一来二往,夏暖燕的伤就在她们的探访中,好得差不多了,这日,阳光明媚,夏暖燕和楚笑歌在院子里闲聊时,君世诺和楚应天不知从哪里,也窜了出来。
楚应天打趣说:“王妃面色红润,看来多得晋王大张棋鼓,引那么多人来慰问,才会好的那么快吧。”
“太子这话暖燕听不懂了,说到实在的,我的伤好的快,其实,多亏了笑歌,不厌其烦的陪着我。”
“我就知道嫂子是个有良心的人,关晋王什么事,他这么一闹,就打草惊蛇了,我们也没法下手查,是谁要害嫂子了,世诺哥哥,你说,晋王会不会是贼喊捉贼,故作高端的。”
“笑歌!”夏暖燕喝住,楚笑歌不懂这话事态严重,她却不能懂却装不懂。
“丫头,别胡说,让人听了,捕风捉影,会破坏你爹和晋王的兄弟感情的。”君世诺呵斥楚笑歌,却是向楚应天挑眉使了个眼色,首先不说是不是晋王,在夏暖燕这里,君世诺绝对相信,她是不知情的,楚应天这么试探她,对她,一点都不公平。
楚笑歌吐着舌头:“嫂子,放心好了,如果让我知查出来,是谁想伤害你的,我一定不会让他好过的,要不,让皇上处他以极形。
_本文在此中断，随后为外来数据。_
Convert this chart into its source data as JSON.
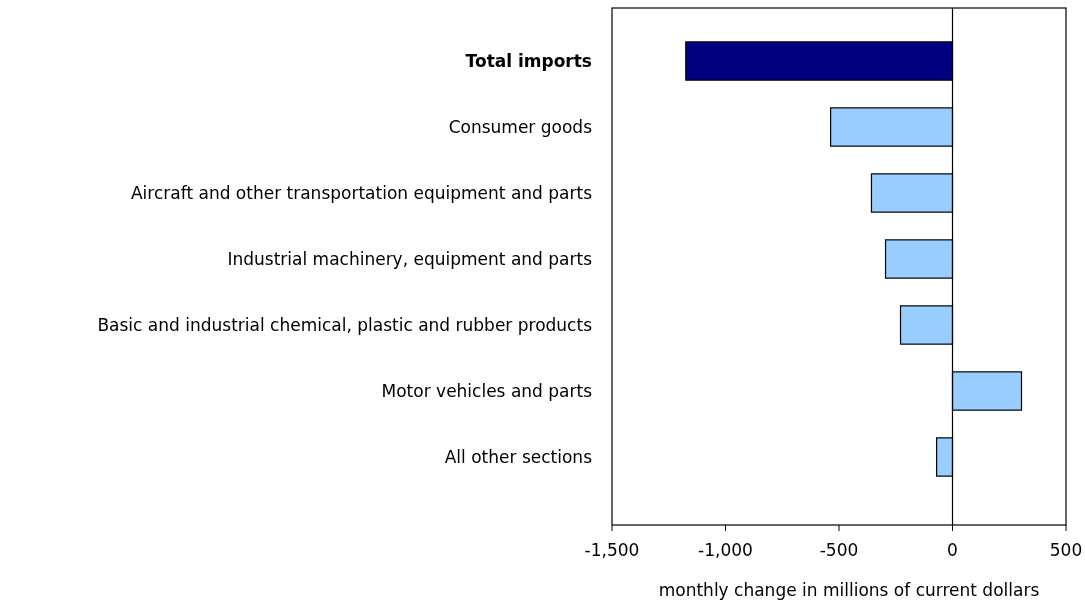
{
  "chart_data": {
    "type": "bar",
    "orientation": "horizontal",
    "xlabel": "monthly change in millions of current dollars",
    "categories": [
      "Total imports",
      "Consumer goods",
      "Aircraft and other transportation equipment and parts",
      "Industrial machinery, equipment and parts",
      "Basic and industrial chemical, plastic and rubber products",
      "Motor vehicles and parts",
      "All other sections"
    ],
    "values": [
      -1175,
      -537,
      -357,
      -295,
      -229,
      304,
      -70
    ],
    "colors": [
      "#000080",
      "#99ccff",
      "#99ccff",
      "#99ccff",
      "#99ccff",
      "#99ccff",
      "#99ccff"
    ],
    "xlim": [
      -1500,
      500
    ],
    "xticks": [
      {
        "value": -1500,
        "label": "-1,500"
      },
      {
        "value": -1000,
        "label": "-1,000"
      },
      -500,
      0,
      500
    ],
    "ref_lines": [
      {
        "axis": "x",
        "value": 0,
        "color": "#000000"
      }
    ],
    "grid": false
  }
}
”
千楠刚好端着一壶酒上来,手抖擞了一下,脸色煞白,夏暖燕看得真真切切,却不动声色的说:“难得大伙聚在一起,来玩行酒令怎么样,千楠,拿酒来。”
“世诺,自从少羽离宫后,我们就再没玩过了,王妃这一说起,我就来劲了,没想到王妃也有这个喜好。”楚应天兴起,一骨碌的就坐下石凳上,并顺手拉君世诺坐下,洋洋洒洒的说:“王妃,桌上无男女之分,呆会输了可别赖皮。”
“我从来就没输过。”夏暖燕笑言:“千楠,去请言小姐一道来吧!早闻王爷喜欢才女,言小姐能让王爷那么宠爱,想必不是才高八斗,也一定有她的过人之处的。”
千楠脸露难色的盯着君世诺:“这?”
君世诺拂袖:“去吧!王妃又不是老虎。”
言望月一一参拜太子,王爷,也对对夏暖燕和楚笑歌行过礼,君世诺才半拥着她入座,温言浅语:“望月,暖燕见你一个人呆在望月阁,怕你无聊,就找你一起来,大伙玩玩行酒令。”
“王妃有心了,望月才识浅薄,怕难登大雅之堂。”言望月垂眉,颇有几分大家闺秀的含羞。
“自家人玩玩,无需太拘谨,就由我先开始,我们就玩个简单的,玩移形换字。”夏暖燕温和的说着,余光扫了一眼言望月:“回字四方实,口字推上去,吕字自生成。”
言望月垂目咬唇,君世诺和夏暖燕都看在眼里,君世诺随口笑着,轻而易举就帮言望月圆了场:“这个简单,我也行,田字四方实,十字推上去,古字自生成。”
“我也不赖,困字四方实,木字推上去,杏字自生成。”楚应天洋洋洒洒的接上,说完,抓起一颗葡萄,往嘴里送。